The investment is typical for Dell, which has been profitable in the tough PC and enterprise computing markets where others have faltered. A year ago, Dell spent 1.5% of revenue on R&D.
By contrast, Hewlett-Packard spent 6% of revenue, or $983 million, on R&D during its third quarter ended July 31. Sun Microsystems spent 16% of revenue, or $437 million, during its first quarter, ended Sept. 30. And IBM's R&D spending was $1.2 billion, or 6.1% of revenue, for its third quarter ended Sept. 30.
Kevin Rollins, Dell's president and chief operating officer, says the company relies on "collaborative R&D," leveraging the research and engineering investments of its suppliers -- including Microsoft and Intel -- to reduce costs as more business-computing products become standardized. "There are myriad suppliers who have developed the components that go into our systems," Rollins says. "We think there's a lot of hoopla about big research budgets in companies."
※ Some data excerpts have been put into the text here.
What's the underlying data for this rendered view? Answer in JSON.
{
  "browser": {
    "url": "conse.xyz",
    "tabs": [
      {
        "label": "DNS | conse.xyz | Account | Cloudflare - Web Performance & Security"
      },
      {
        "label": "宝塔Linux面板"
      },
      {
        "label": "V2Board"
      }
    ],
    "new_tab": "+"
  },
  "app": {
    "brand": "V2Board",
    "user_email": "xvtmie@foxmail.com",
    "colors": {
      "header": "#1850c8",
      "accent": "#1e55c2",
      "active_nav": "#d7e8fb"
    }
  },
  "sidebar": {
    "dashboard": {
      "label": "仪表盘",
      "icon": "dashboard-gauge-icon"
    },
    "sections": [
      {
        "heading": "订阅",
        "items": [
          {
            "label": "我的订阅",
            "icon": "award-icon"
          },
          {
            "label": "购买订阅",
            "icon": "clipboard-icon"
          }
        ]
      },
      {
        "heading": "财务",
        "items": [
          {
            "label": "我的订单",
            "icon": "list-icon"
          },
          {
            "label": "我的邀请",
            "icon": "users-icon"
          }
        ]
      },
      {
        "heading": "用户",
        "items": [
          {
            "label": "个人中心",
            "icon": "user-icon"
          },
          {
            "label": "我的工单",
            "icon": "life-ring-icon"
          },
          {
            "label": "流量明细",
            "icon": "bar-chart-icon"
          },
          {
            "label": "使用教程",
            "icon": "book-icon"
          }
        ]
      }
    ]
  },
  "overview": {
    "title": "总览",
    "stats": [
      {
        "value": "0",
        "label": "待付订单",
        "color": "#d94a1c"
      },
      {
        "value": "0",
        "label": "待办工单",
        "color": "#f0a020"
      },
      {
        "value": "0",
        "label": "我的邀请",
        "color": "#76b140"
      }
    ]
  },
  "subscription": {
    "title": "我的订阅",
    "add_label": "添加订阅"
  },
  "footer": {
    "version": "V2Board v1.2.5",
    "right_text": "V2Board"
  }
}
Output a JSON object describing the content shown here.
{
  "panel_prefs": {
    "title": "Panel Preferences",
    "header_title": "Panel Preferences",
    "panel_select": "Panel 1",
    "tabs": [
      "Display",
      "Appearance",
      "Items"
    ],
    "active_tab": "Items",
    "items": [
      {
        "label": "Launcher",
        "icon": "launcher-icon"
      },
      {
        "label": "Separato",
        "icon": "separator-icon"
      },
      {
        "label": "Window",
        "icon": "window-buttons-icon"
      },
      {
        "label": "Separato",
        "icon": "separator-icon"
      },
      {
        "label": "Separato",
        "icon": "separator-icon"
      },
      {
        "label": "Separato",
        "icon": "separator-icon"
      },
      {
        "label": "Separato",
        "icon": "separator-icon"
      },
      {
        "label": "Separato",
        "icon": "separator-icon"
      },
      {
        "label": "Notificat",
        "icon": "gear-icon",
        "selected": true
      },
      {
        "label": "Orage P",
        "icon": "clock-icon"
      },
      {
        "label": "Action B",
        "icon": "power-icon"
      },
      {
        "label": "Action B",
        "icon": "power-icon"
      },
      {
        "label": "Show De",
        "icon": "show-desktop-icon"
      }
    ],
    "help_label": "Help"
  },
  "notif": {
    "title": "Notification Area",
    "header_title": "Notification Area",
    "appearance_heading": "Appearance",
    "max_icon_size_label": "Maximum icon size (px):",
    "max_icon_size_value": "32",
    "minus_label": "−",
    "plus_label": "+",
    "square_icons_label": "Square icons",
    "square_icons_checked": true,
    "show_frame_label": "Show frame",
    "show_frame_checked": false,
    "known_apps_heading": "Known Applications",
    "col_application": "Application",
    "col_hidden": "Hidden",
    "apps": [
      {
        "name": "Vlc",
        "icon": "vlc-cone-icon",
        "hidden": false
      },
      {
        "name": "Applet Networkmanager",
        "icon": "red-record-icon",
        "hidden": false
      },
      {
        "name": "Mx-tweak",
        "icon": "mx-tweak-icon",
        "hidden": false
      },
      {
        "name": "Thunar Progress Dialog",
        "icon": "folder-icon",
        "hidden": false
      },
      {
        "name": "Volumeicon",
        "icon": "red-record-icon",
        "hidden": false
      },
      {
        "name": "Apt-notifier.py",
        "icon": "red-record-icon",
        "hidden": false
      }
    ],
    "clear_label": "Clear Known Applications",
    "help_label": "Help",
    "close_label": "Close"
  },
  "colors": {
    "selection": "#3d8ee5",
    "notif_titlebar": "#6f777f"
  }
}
Dell is trying to pare $1 billion in costs this year from product design, manufacturing, and other areas, and slipstreaming innovation from other vendors into its products could help.
For example, Dell's network-attached storage products use a component operating system from Microsoft, while products in development could employ technology from Intel and others to offload work from the computers' CPUs to their host adapters.